WE’RE heading for the Scottish Borders this weekend to start working on our Gore-Tex Scottish National Trail. I’ve already walked the 375 mile/603km route in its entirely and have walked several sections of it a number of times. Now comes the difficult bit, filming it and writing the book!
I passionately believe the Gore-Tex Scottish National Trail could become one of the iconic long-distance walking routes of the world and could also add appreciably to the economies of the towns, villages and settlements the route runs through. We all know how economically successful the West Highland Way has been and I believe the Gore-Tex Scottish National Trail will bring many walkers from overseas to Scotland to walk the route in sections, or in some cases, in its entirety.
The route will run between Kirk Yetholm in the Scottish Borders and Cape Wrath, the most north-westerly point on the Scottish mainland, and can be broken down into four main sections;
• the southern section between Kirk Yetholm and Edinburgh, 81 miles/130km;
• a route between Edinburgh and Milngavie following the Union and Forth and Clyde Canals, 51 miles/82km;
• a central highlands section between Milngavie and Aviemore, 125 miles/201km;
• and the final route between Badenoch and Cape Wrath, 119miles/191km.
The notion of a National Trail running the length of the country isn’t a new one. Many people have long favoured the idea of a long distance walking route throughout the length of Scotland. The route of the Gore-Tex Scottish National Trail passes through some of the most wonderful landscapes in Scotland, takes in both our National Parks, and even visits our capital city, Edinburgh.
For the first time many of Scotland’s existing footpaths will be linked into a longer length-of-the-nation route. The Scottish National Trail makes full use of existing footpaths and official ‘ways’, and follows various sections of the St Cuthbert’s Way, the Southern Upland Way, the West Highland Way, the Rob Roy Way and the Cape Wrath Trail.
The trail also follows a number of local ‘core paths’. As part of the Land Reform (Scotland) Act of 2003, when Scotland was given access laws that have become the envy of the world, councils were asked to develop Core Path Networks around villages and towns.

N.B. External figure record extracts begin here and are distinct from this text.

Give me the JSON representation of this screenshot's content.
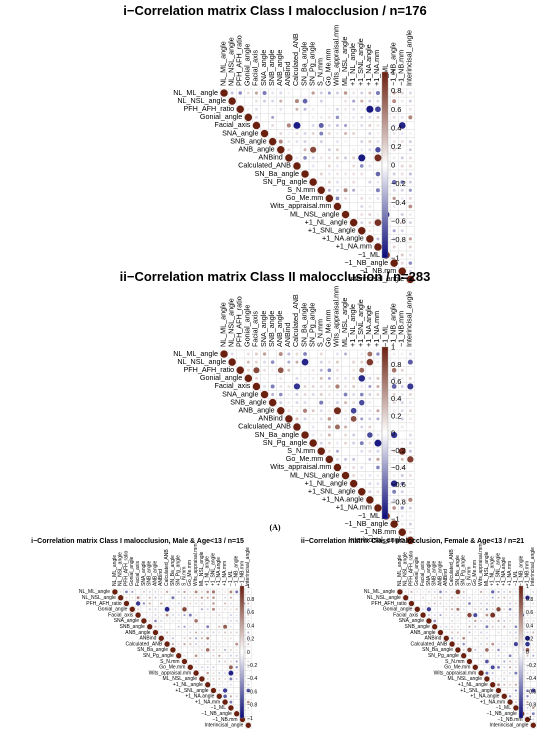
{
  "figure_label": "(A)",
  "chart_data": [
    {
      "type": "heatmap",
      "title": "i−Correlation matrix Class I malocclusion / n=176",
      "variables": [
        "NL_ML_angle",
        "NL_NSL_angle",
        "PFH_AFH_ratio",
        "Gonial_angle",
        "Facial_axis",
        "SNA_angle",
        "SNB_angle",
        "ANB_angle",
        "ANBind",
        "Calculated_ANB",
        "SN_Ba_angle",
        "SN_Pg_angle",
        "S_N.mm",
        "Go_Me.mm",
        "Wits_appraisal.mm",
        "ML_NSL_angle",
        "+1_NL_angle",
        "+1_SNL_angle",
        "+1_NA.angle",
        "+1_NA.mm",
        "−1_ML",
        "−1_NB_angle",
        "−1_NB.mm",
        "Interincisal_angle"
      ],
      "upper_triangle": true,
      "colorbar_ticks": [
        "1",
        "0.8",
        "0.6",
        "0.4",
        "0.2",
        "0",
        "−0.2",
        "−0.4",
        "−0.6",
        "−0.8",
        "−1"
      ],
      "color_scale": {
        "low": "#0a0a7a",
        "mid": "#ffffff",
        "high": "#6b1f0f"
      },
      "seed": 11
    },
    {
      "type": "heatmap",
      "title": "ii−Correlation matrix Class II malocclusion / n=283",
      "variables": [
        "NL_ML_angle",
        "NL_NSL_angle",
        "PFH_AFH_ratio",
        "Gonial_angle",
        "Facial_axis",
        "SNA_angle",
        "SNB_angle",
        "ANB_angle",
        "ANBind",
        "Calculated_ANB",
        "SN_Ba_angle",
        "SN_Pg_angle",
        "S_N.mm",
        "Go_Me.mm",
        "Wits_appraisal.mm",
        "ML_NSL_angle",
        "+1_NL_angle",
        "+1_SNL_angle",
        "+1_NA.angle",
        "+1_NA.mm",
        "−1_ML",
        "−1_NB_angle",
        "−1_NB.mm",
        "Interincisal_angle"
      ],
      "upper_triangle": true,
      "colorbar_ticks": [
        "1",
        "0.8",
        "0.6",
        "0.4",
        "0.2",
        "0",
        "−0.2",
        "−0.4",
        "−0.6",
        "−0.8",
        "−1"
      ],
      "color_scale": {
        "low": "#0a0a7a",
        "mid": "#ffffff",
        "high": "#6b1f0f"
      },
      "seed": 23
    },
    {
      "type": "heatmap",
      "title": "i−Correlation matrix Class I malocclusion, Male & Age<13 / n=15",
      "variables": [
        "NL_ML_angle",
        "NL_NSL_angle",
        "PFH_AFH_ratio",
        "Gonial_angle",
        "Facial_axis",
        "SNA_angle",
        "SNB_angle",
        "ANB_angle",
        "ANBind",
        "Calculated_ANB",
        "SN_Ba_angle",
        "SN_Pg_angle",
        "S_N.mm",
        "Go_Me.mm",
        "Wits_appraisal.mm",
        "ML_NSL_angle",
        "+1_NL_angle",
        "+1_SNL_angle",
        "+1_NA.angle",
        "+1_NA.mm",
        "−1_ML",
        "−1_NB_angle",
        "−1_NB.mm",
        "Interincisal_angle"
      ],
      "upper_triangle": true,
      "colorbar_ticks": [
        "1",
        "0.8",
        "0.6",
        "0.4",
        "0.2",
        "0",
        "−0.2",
        "−0.4",
        "−0.6",
        "−0.8",
        "−1"
      ],
      "color_scale": {
        "low": "#0a0a7a",
        "mid": "#ffffff",
        "high": "#6b1f0f"
      },
      "seed": 37
    },
    {
      "type": "heatmap",
      "title": "ii−Correlation matrix Class I malocclusion, Female & Age<13 / n=21",
      "variables": [
        "NL_ML_angle",
        "NL_NSL_angle",
        "PFH_AFH_ratio",
        "Gonial_angle",
        "Facial_axis",
        "SNA_angle",
        "SNB_angle",
        "ANB_angle",
        "ANBind",
        "Calculated_ANB",
        "SN_Ba_angle",
        "SN_Pg_angle",
        "S_N.mm",
        "Go_Me.mm",
        "Wits_appraisal.mm",
        "ML_NSL_angle",
        "+1_NL_angle",
        "+1_SNL_angle",
        "+1_NA.angle",
        "+1_NA.mm",
        "−1_ML",
        "−1_NB_angle",
        "−1_NB.mm",
        "Interincisal_angle"
      ],
      "upper_triangle": true,
      "colorbar_ticks": [
        "1",
        "0.8",
        "0.6",
        "0.4",
        "0.2",
        "0",
        "−0.2",
        "−0.4",
        "−0.6",
        "−0.8",
        "−1"
      ],
      "color_scale": {
        "low": "#0a0a7a",
        "mid": "#ffffff",
        "high": "#6b1f0f"
      },
      "seed": 59
    }
  ]
}
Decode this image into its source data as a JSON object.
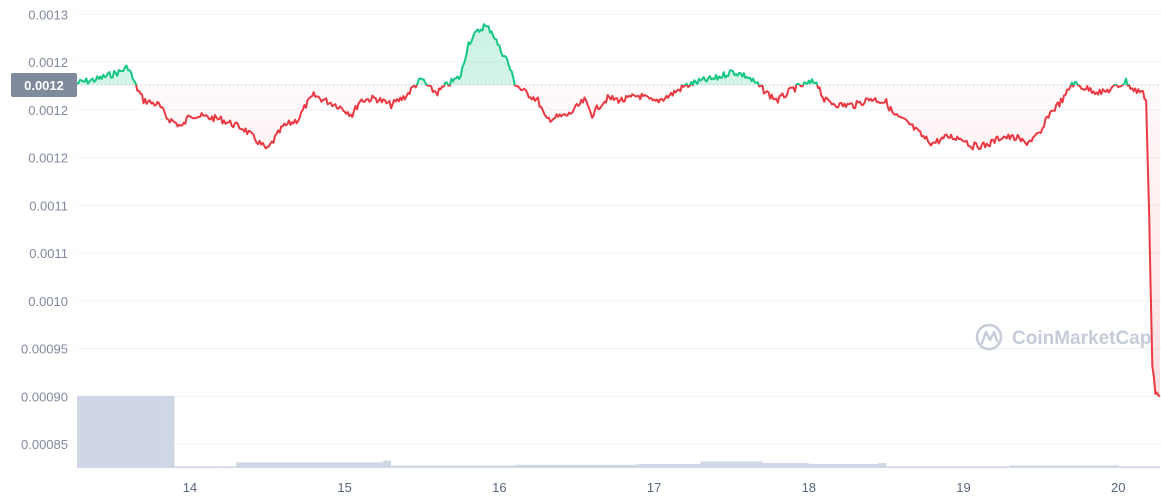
{
  "watermark": "CoinMarketCap",
  "current_price_label": "0.0012",
  "colors": {
    "up": "#16c784",
    "down": "#ea3943",
    "volume": "#cfd6e4",
    "badge": "#808a9d"
  },
  "chart_data": {
    "type": "line",
    "title": "",
    "xlabel": "",
    "ylabel": "",
    "x_unit": "day",
    "xlim": [
      13.27,
      20.27
    ],
    "ylim": [
      0.000825,
      0.001315
    ],
    "grid": true,
    "reference_value": 0.001226,
    "y_tick_values": [
      0.00085,
      0.0009,
      0.00095,
      0.001,
      0.00105,
      0.0011,
      0.00115,
      0.0012,
      0.00125,
      0.0013
    ],
    "y_tick_labels": [
      "0.00085",
      "0.00090",
      "0.00095",
      "0.0010",
      "0.0011",
      "0.0011",
      "0.0012",
      "0.0012",
      "0.0012",
      "0.0013"
    ],
    "x_tick_values": [
      14,
      15,
      16,
      17,
      18,
      19,
      20
    ],
    "x_tick_labels": [
      "14",
      "15",
      "16",
      "17",
      "18",
      "19",
      "20"
    ],
    "series": [
      {
        "kind": "price",
        "x": [
          13.27,
          13.4,
          13.55,
          13.6,
          13.65,
          13.7,
          13.8,
          13.85,
          13.95,
          14.0,
          14.2,
          14.35,
          14.45,
          14.5,
          14.55,
          14.6,
          14.7,
          14.75,
          14.8,
          14.9,
          14.95,
          15.05,
          15.1,
          15.2,
          15.3,
          15.4,
          15.45,
          15.5,
          15.55,
          15.6,
          15.65,
          15.75,
          15.8,
          15.85,
          15.9,
          15.95,
          16.0,
          16.05,
          16.1,
          16.15,
          16.25,
          16.3,
          16.4,
          16.45,
          16.55,
          16.6,
          16.65,
          16.7,
          16.8,
          16.9,
          16.95,
          17.0,
          17.1,
          17.2,
          17.3,
          17.4,
          17.5,
          17.55,
          17.6,
          17.7,
          17.75,
          17.8,
          17.9,
          17.95,
          18.05,
          18.1,
          18.2,
          18.3,
          18.4,
          18.5,
          18.55,
          18.65,
          18.75,
          18.8,
          18.9,
          19.0,
          19.05,
          19.15,
          19.25,
          19.35,
          19.4,
          19.5,
          19.55,
          19.65,
          19.7,
          19.8,
          19.9,
          20.0,
          20.05,
          20.1,
          20.15,
          20.18,
          20.2,
          20.21,
          20.22,
          20.24,
          20.27
        ],
        "y": [
          0.001228,
          0.001232,
          0.00124,
          0.001245,
          0.001225,
          0.00121,
          0.001205,
          0.001192,
          0.001182,
          0.001195,
          0.00119,
          0.00118,
          0.001165,
          0.001158,
          0.00117,
          0.001182,
          0.00119,
          0.001205,
          0.001215,
          0.001208,
          0.001205,
          0.001195,
          0.00121,
          0.001212,
          0.001205,
          0.001215,
          0.001225,
          0.001232,
          0.001222,
          0.001218,
          0.001225,
          0.001235,
          0.00127,
          0.00128,
          0.001288,
          0.001283,
          0.001265,
          0.001252,
          0.001228,
          0.00122,
          0.00121,
          0.00119,
          0.001193,
          0.001195,
          0.00121,
          0.001195,
          0.001205,
          0.001212,
          0.00121,
          0.001215,
          0.001212,
          0.001208,
          0.001215,
          0.001225,
          0.00123,
          0.001233,
          0.00124,
          0.001238,
          0.001235,
          0.001222,
          0.001215,
          0.00121,
          0.001222,
          0.001225,
          0.00123,
          0.00121,
          0.001205,
          0.001205,
          0.001212,
          0.001208,
          0.001195,
          0.001185,
          0.00117,
          0.001165,
          0.001172,
          0.00117,
          0.001162,
          0.001163,
          0.001172,
          0.00117,
          0.001165,
          0.001175,
          0.001195,
          0.001212,
          0.001228,
          0.001222,
          0.001218,
          0.001225,
          0.00123,
          0.00122,
          0.00122,
          0.00121,
          0.00109,
          0.00101,
          0.000935,
          0.000905,
          0.0009
        ]
      },
      {
        "kind": "volume",
        "x": [
          13.27,
          13.85,
          13.9,
          14.2,
          14.3,
          15.1,
          15.25,
          15.3,
          16.0,
          16.1,
          16.9,
          17.3,
          17.7,
          18.0,
          18.45,
          18.5,
          19.3,
          19.65,
          20.0,
          20.27
        ],
        "y": [
          0.88,
          0.88,
          0.02,
          0.02,
          0.07,
          0.07,
          0.09,
          0.03,
          0.03,
          0.04,
          0.05,
          0.08,
          0.06,
          0.05,
          0.06,
          0.02,
          0.03,
          0.03,
          0.02,
          0.02
        ]
      }
    ]
  }
}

I’ve been able to make full use of these paths in various parts of the country, particularly around Peebles and the Pentlands, in the Trossachs around Aberfoyle and in Badenoch. Scotland is now very well served by an astonishing array of good walking routes so it seems like the right time to develop a long distance walking route that links them together to run the entire length of the country.
Last year when I was in Nepal the Great Himalayan Trail was launched, a long distance trekking route that runs right through the country. I thought then that if Nepal could have such a route why not Scotland? A route that connects the fabulous diversity of landscape that we have in Scotland, from the rolling hills of the Borders to the untamed majesty of the far North-West.
Now, with the generous help of GORE-TEX (R), we hope to make that vision a reality. The folk at Gore have been really supportive and encouraging and have helped us in a great number of ways, not least in making sure that I don’t suffer from wet feet!
All going well the guide book will be published in the early Autumn. It’s going to be a busy summer.